NEW YORK >> Warren Buffett warned that the upsurge in insurance premiums after Sept. 11 will not last as long as expected, and that a recession is already biting at profits, as his Berkshire Hathaway Inc. reported a large third-quarter net loss, dragged down by massive claims from the destruction of the World Trade Center.

Berkshire, which set aside $2.275 billion for the Sept. 11 attack, reported a net loss of $679 million, or $445 per share in the quarter, including realized investment gains. That compared with a profit of $797 million, or $523 per share, in the year-ago quarter. The loss from Sept. 11 is the largest of any insurer affected by the attack, which is likely to cost insurers worldwide about $70 billion, making it the most expensive single event for insurers to date.

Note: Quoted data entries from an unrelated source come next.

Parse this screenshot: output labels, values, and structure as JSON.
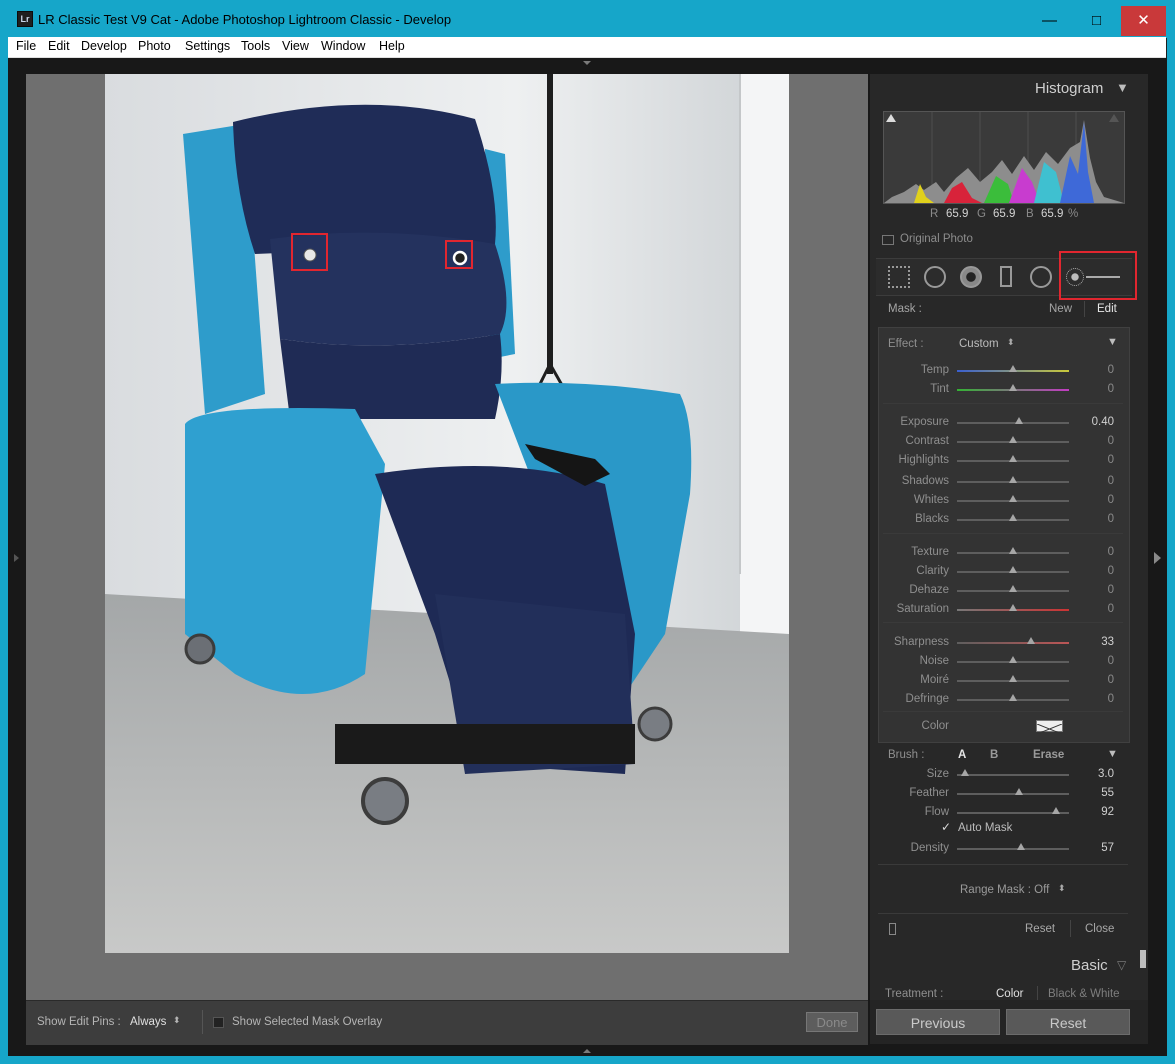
{
  "window": {
    "logo": "Lr",
    "title": "LR Classic Test V9 Cat - Adobe Photoshop Lightroom Classic - Develop",
    "minimize_symbol": "—",
    "maximize_symbol": "□",
    "close_symbol": "✕"
  },
  "menu": [
    "File",
    "Edit",
    "Develop",
    "Photo",
    "Settings",
    "Tools",
    "View",
    "Window",
    "Help"
  ],
  "histogram": {
    "header": "Histogram",
    "r_label": "R",
    "r_value": "65.9",
    "g_label": "G",
    "g_value": "65.9",
    "b_label": "B",
    "b_value": "65.9",
    "percent": "%",
    "original_photo": "Original Photo"
  },
  "mask": {
    "label": "Mask :",
    "new": "New",
    "edit": "Edit"
  },
  "effect": {
    "label": "Effect :",
    "value": "Custom",
    "sliders": [
      {
        "label": "Temp",
        "value": "0",
        "pos": 0.5
      },
      {
        "label": "Tint",
        "value": "0",
        "pos": 0.5
      },
      {
        "label": "Exposure",
        "value": "0.40",
        "pos": 0.55
      },
      {
        "label": "Contrast",
        "value": "0",
        "pos": 0.5
      },
      {
        "label": "Highlights",
        "value": "0",
        "pos": 0.5
      },
      {
        "label": "Shadows",
        "value": "0",
        "pos": 0.5
      },
      {
        "label": "Whites",
        "value": "0",
        "pos": 0.5
      },
      {
        "label": "Blacks",
        "value": "0",
        "pos": 0.5
      },
      {
        "label": "Texture",
        "value": "0",
        "pos": 0.5
      },
      {
        "label": "Clarity",
        "value": "0",
        "pos": 0.5
      },
      {
        "label": "Dehaze",
        "value": "0",
        "pos": 0.5
      },
      {
        "label": "Saturation",
        "value": "0",
        "pos": 0.5
      },
      {
        "label": "Sharpness",
        "value": "33",
        "pos": 0.66
      },
      {
        "label": "Noise",
        "value": "0",
        "pos": 0.5
      },
      {
        "label": "Moiré",
        "value": "0",
        "pos": 0.5
      },
      {
        "label": "Defringe",
        "value": "0",
        "pos": 0.5
      }
    ],
    "color_label": "Color"
  },
  "brush": {
    "label": "Brush :",
    "a": "A",
    "b": "B",
    "erase": "Erase",
    "sliders": [
      {
        "label": "Size",
        "value": "3.0",
        "pos": 0.07
      },
      {
        "label": "Feather",
        "value": "55",
        "pos": 0.55
      },
      {
        "label": "Flow",
        "value": "92",
        "pos": 0.88
      }
    ],
    "auto_mask": "Auto Mask",
    "density_label": "Density",
    "density_value": "57",
    "density_pos": 0.57
  },
  "range_mask": "Range Mask : Off",
  "reset": "Reset",
  "close": "Close",
  "basic": {
    "header": "Basic",
    "treatment_label": "Treatment :",
    "color": "Color",
    "bw": "Black & White"
  },
  "nav": {
    "previous": "Previous",
    "reset": "Reset"
  },
  "toolbar": {
    "show_edit_pins_label": "Show Edit Pins :",
    "show_edit_pins_value": "Always",
    "overlay_label": "Show Selected Mask Overlay",
    "done": "Done"
  },
  "colors": {
    "titlebar": "#16a6c9",
    "highlight": "#e1262f",
    "panel": "#282828"
  }
}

Berkshire, through its General Re unit, is the largest U.S. reinsurer. Berkshire Class A shares, which have never been split in Buffett's 36 years in charge, closed at $69,600 yesterday on the New York Stock Exchange.

Ex-isle funeral operator to emerge from bankruptcy

VANCOUVER, British Columbia >> Funeral home operator Loewen Group, which earlier this year sold its Hawaii operations to Right Star International Inc., reported a third-quarter loss yesterday as it prepared to ask a court for permission to emerge from bankruptcy protection.

The firm, which received $35 million for the Hawaii properties that included Valley of the Temples Mortuaries, recorded a net loss in the quarter of $50.8 million, up from $3 million in the same period last year. The company said it had earnings from operations of $5.9 million before an impairment charge of $34.1 million.

Loewen's shares were delisted from the Toronto and New York exchanges while it was under the court's protection but said its loss in the quarter would have been 71 cents per share vs. 7 cents per share in the year ago period. Loewen will go before a U.S. Bankruptcy court on Nov. 27 to seek approval of a reorganization plan that has been endorsed by the company's creditors. Loewen filed for protection in 1999.